The General Accounting Office in 1997 released a list of 1,049 benefits and protections available to heterosexual married couples. These benefits range from federal  benefits, such as survivor benefits through Social Security, sick leave to care for an ailing partner, tax breaks, veteran's benefits and insurance breaks. They also  include things like family discounts, obtaining family insurance through your employer, visiting your spouse in the hospital and making medical decisions if your  partner is unable to. Civil unions protect some of these rights, but not all of them.

But can't a lawyer set all this up for gay and lesbian couples?

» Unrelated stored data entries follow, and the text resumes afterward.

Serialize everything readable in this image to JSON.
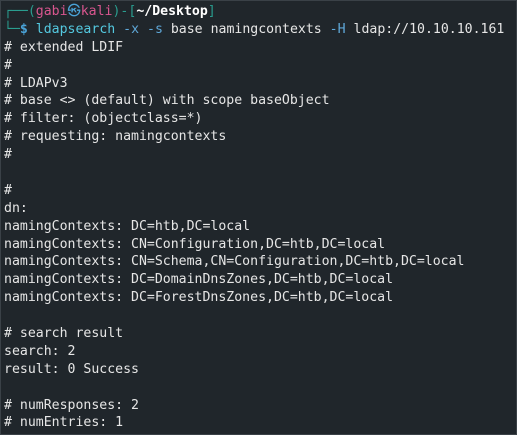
{
  "terminal": {
    "prompt": {
      "open_corner": "┌──(",
      "user": "gabi",
      "at": "㉿",
      "host": "kali",
      "close_open": ")-[",
      "cwd": "~/Desktop",
      "close": "]",
      "bottom_corner": "└─",
      "dollar": "$"
    },
    "command": {
      "name": "ldapsearch",
      "flag1": "-x",
      "flag2": "-s",
      "arg1": "base",
      "arg2": "namingcontexts",
      "flag3": "-H",
      "arg3": "ldap://10.10.10.161"
    },
    "output": [
      "# extended LDIF",
      "#",
      "# LDAPv3",
      "# base <> (default) with scope baseObject",
      "# filter: (objectclass=*)",
      "# requesting: namingcontexts",
      "#",
      "",
      "#",
      "dn:",
      "namingContexts: DC=htb,DC=local",
      "namingContexts: CN=Configuration,DC=htb,DC=local",
      "namingContexts: CN=Schema,CN=Configuration,DC=htb,DC=local",
      "namingContexts: DC=DomainDnsZones,DC=htb,DC=local",
      "namingContexts: DC=ForestDnsZones,DC=htb,DC=local",
      "",
      "# search result",
      "search: 2",
      "result: 0 Success",
      "",
      "# numResponses: 2",
      "# numEntries: 1"
    ]
  }
}
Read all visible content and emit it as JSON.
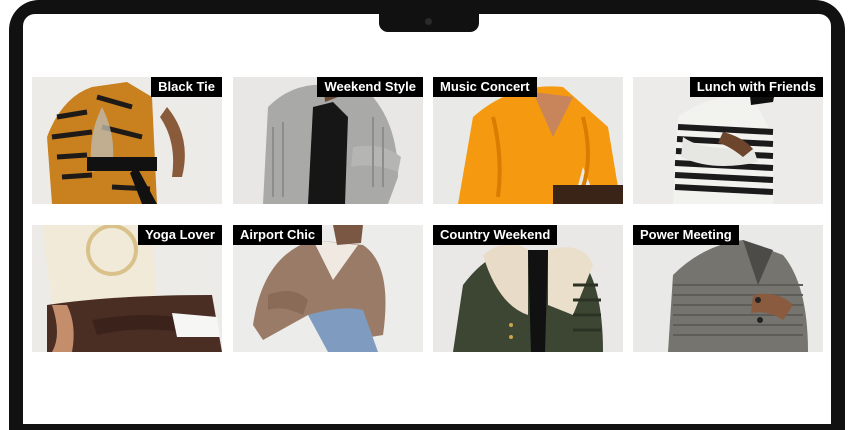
{
  "categories": [
    {
      "label": "Black Tie",
      "align": "right"
    },
    {
      "label": "Weekend Style",
      "align": "right"
    },
    {
      "label": "Music Concert",
      "align": "left"
    },
    {
      "label": "Lunch with Friends",
      "align": "right"
    },
    {
      "label": "Yoga Lover",
      "align": "right"
    },
    {
      "label": "Airport Chic",
      "align": "left"
    },
    {
      "label": "Country Weekend",
      "align": "left"
    },
    {
      "label": "Power Meeting",
      "align": "left"
    }
  ]
}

No. A lawyer can set up some things like durable power of attorney, wills and medical power of attorney. There are several problems with this however: 

  1. It costs thousands of dollars in legal fees. A simple marriage license which usually costs under $100, would cover all the same rights and benefits.
  2. Any of these can be challenged in court. As a matter of fact, more wills are challenged than not. In the case of wills, legal spouses always have more legal  power than any other family member.
  3. Marriage laws are universal. If someone's husband or wife is injured in an accident, all you need to do is show up and say you're his or her spouse. You will not  be questioned. If you show up at the hospital with your legal paperwork, the employees may not know what to do with you. If you simply say, "He's my  husband," you will immediately be taken to your spouse's side.

Defense of Marriage Law

Even with lesbian and gay marriages being performed and recognized in some states, the Federal Defense of Marriage Law prohibits the federal government from  recognizing gay and lesbian relationships. This puts gay and lesbian couples who are married in a legal limbo. How do they file their tax returns? Do they have to pay  the tax on their partner's health insurance? How do they fill out legal and other forms, single or married? 

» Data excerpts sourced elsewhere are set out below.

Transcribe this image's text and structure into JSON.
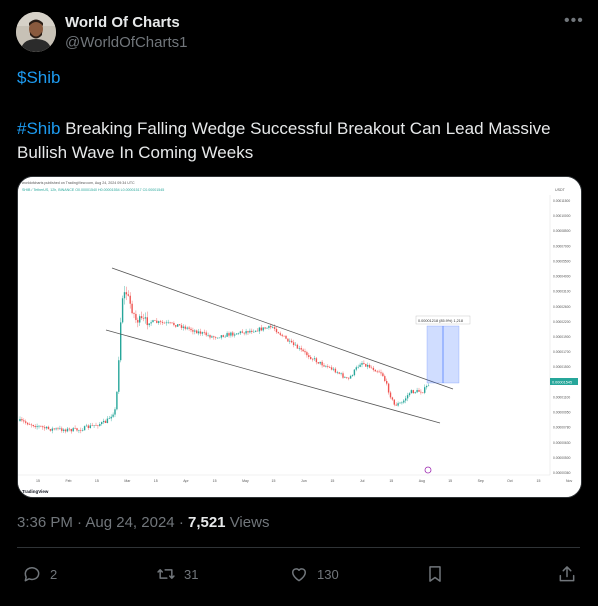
{
  "author": {
    "name": "World Of Charts",
    "handle": "@WorldOfCharts1"
  },
  "post": {
    "cashtag": "$Shib",
    "hashtag": "#Shib",
    "text": " Breaking Falling Wedge Successful Breakout Can Lead Massive Bullish Wave In Coming Weeks",
    "time": "3:36 PM",
    "separator": "·",
    "date": "Aug 24, 2024",
    "views_count": "7,521",
    "views_label": " Views"
  },
  "actions": {
    "replies": "2",
    "reposts": "31",
    "likes": "130"
  },
  "chart_image": {
    "header_line1": "worldofcharts published on TradingView.com, Aug 24, 2024 09:34 UTC",
    "header_line2": "SHIB / TetherUS, 12h, BINANCE  O0.00001540  H0.00001554  L0.00001517  C0.00001545",
    "measure_label": "0.00001218 (85.9%) 1,218",
    "current_price": "0.00001545",
    "currency": "USDT",
    "x_ticks": [
      "15",
      "Feb",
      "15",
      "Mar",
      "15",
      "Apr",
      "15",
      "May",
      "15",
      "Jun",
      "15",
      "Jul",
      "15",
      "Aug",
      "15",
      "Sep",
      "Oct",
      "15",
      "Nov"
    ],
    "y_ticks": [
      "0.00011500",
      "0.00010000",
      "0.00008500",
      "0.00007000",
      "0.00005500",
      "0.00004000",
      "0.00003100",
      "0.00002600",
      "0.00002200",
      "0.00001900",
      "0.00001700",
      "0.00001500",
      "0.00001300",
      "0.00001100",
      "0.00000950",
      "0.00000780",
      "0.00000630",
      "0.00000500",
      "0.00000360"
    ],
    "brand": "TradingView",
    "colors": {
      "up": "#26a69a",
      "down": "#ef5350",
      "wedge": "#555555",
      "measure": "#2962ff"
    }
  },
  "icons": {
    "more": "more-icon",
    "reply": "reply-icon",
    "repost": "repost-icon",
    "like": "like-icon",
    "bookmark": "bookmark-icon",
    "share": "share-icon"
  }
}
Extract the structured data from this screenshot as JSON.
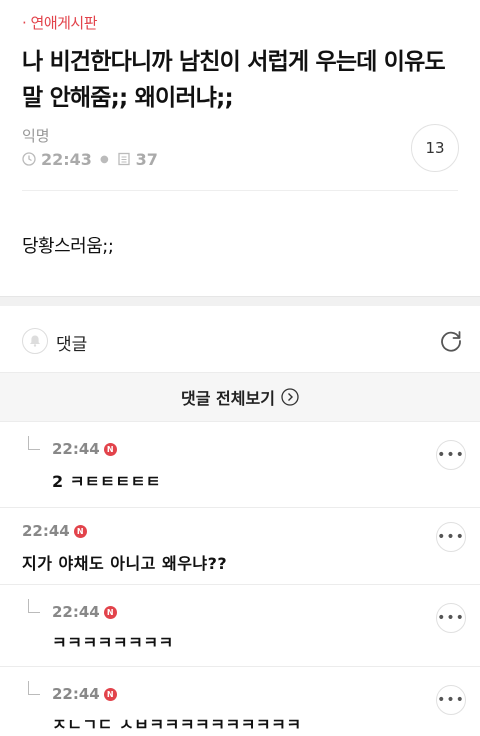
{
  "post": {
    "category": "· 연애게시판",
    "title": "나 비건한다니까 남친이 서럽게 우는데 이유도 말 안해줌;; 왜이러냐;;",
    "author": "익명",
    "time": "22:43",
    "views": "37",
    "comment_count": "13",
    "body": "당황스러움;;"
  },
  "comments_section": {
    "label": "댓글",
    "view_all": "댓글 전체보기"
  },
  "comments": [
    {
      "time": "22:44",
      "badge": "N",
      "text": "2 ㅋㅌㅌㅌㅌㅌ",
      "reply": true
    },
    {
      "time": "22:44",
      "badge": "N",
      "text": "지가 야채도 아니고 왜우냐??",
      "reply": false
    },
    {
      "time": "22:44",
      "badge": "N",
      "text": "ㅋㅋㅋㅋㅋㅋㅋㅋ",
      "reply": true
    },
    {
      "time": "22:44",
      "badge": "N",
      "text": "ㅈㄴㄱㄷ ㅅㅂㅋㅋㅋㅋㅋㅋㅋㅋㅋㅋ",
      "reply": true
    }
  ]
}
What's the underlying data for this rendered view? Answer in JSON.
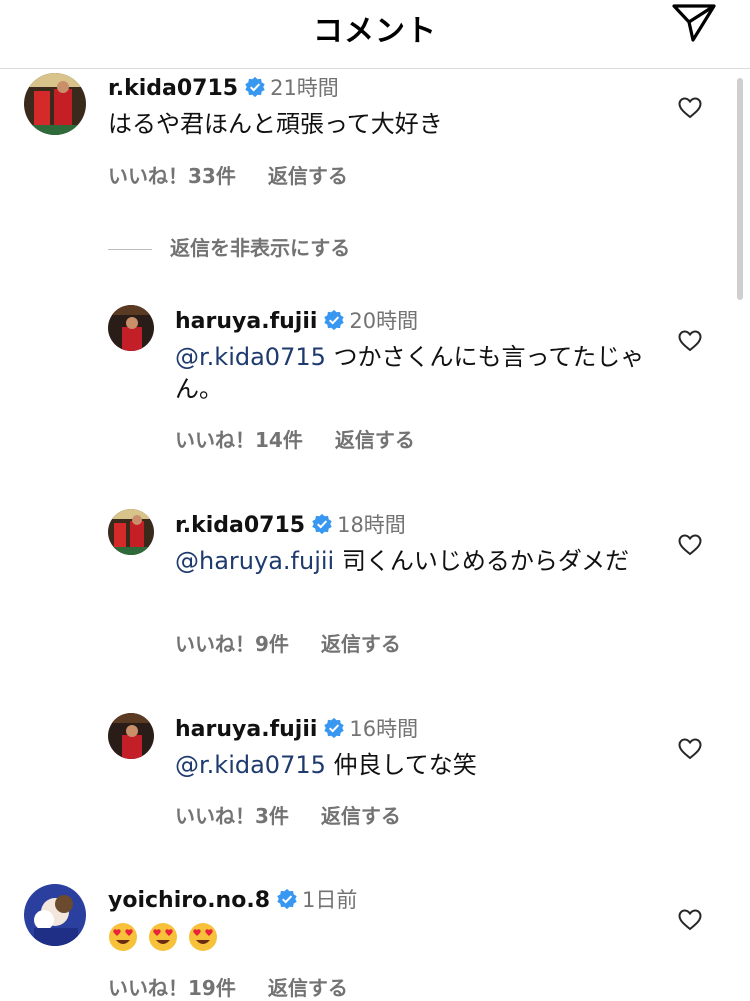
{
  "header": {
    "title": "コメント"
  },
  "hide_replies_label": "返信を非表示にする",
  "like_prefix": "いいね！",
  "reply_label": "返信する",
  "comments": [
    {
      "user": "r.kida0715",
      "time": "21時間",
      "text": "はるや君ほんと頑張って大好き",
      "likes": "33件"
    },
    {
      "user": "haruya.fujii",
      "time": "20時間",
      "mention": "@r.kida0715",
      "text": " つかさくんにも言ってたじゃん。",
      "likes": "14件"
    },
    {
      "user": "r.kida0715",
      "time": "18時間",
      "mention": "@haruya.fujii",
      "text": " 司くんいじめるからダメだ",
      "likes": "9件"
    },
    {
      "user": "haruya.fujii",
      "time": "16時間",
      "mention": "@r.kida0715",
      "text": " 仲良してな笑",
      "likes": "3件"
    },
    {
      "user": "yoichiro.no.8",
      "time": "1日前",
      "emojis": [
        "heart-eyes",
        "heart-eyes",
        "heart-eyes"
      ],
      "likes": "19件"
    }
  ],
  "colors": {
    "verified": "#3897f0",
    "mention": "#1e3a6e",
    "secondary": "#737373"
  }
}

Civil unions create a separate and unequal status for some of America's citizens. The Massachusetts Supreme Judicial court ruled that creating a separate class for  gay and lesbian citizens is not permissible and that is why they have voted that only marriage equals marriage. The precedent was set with Brown v. The Board of  Education regarding segregation in public education. Ironically, Massachusetts's marriage law went into effect on the 50th anniversary of Brown v. Board of Education.

The United States Constitution guarantees equality for all. As you can see, marriage and civil unions are not the same. Creating equal access to marriage is the only  fair way to ensure equality for gay and straight couples alike.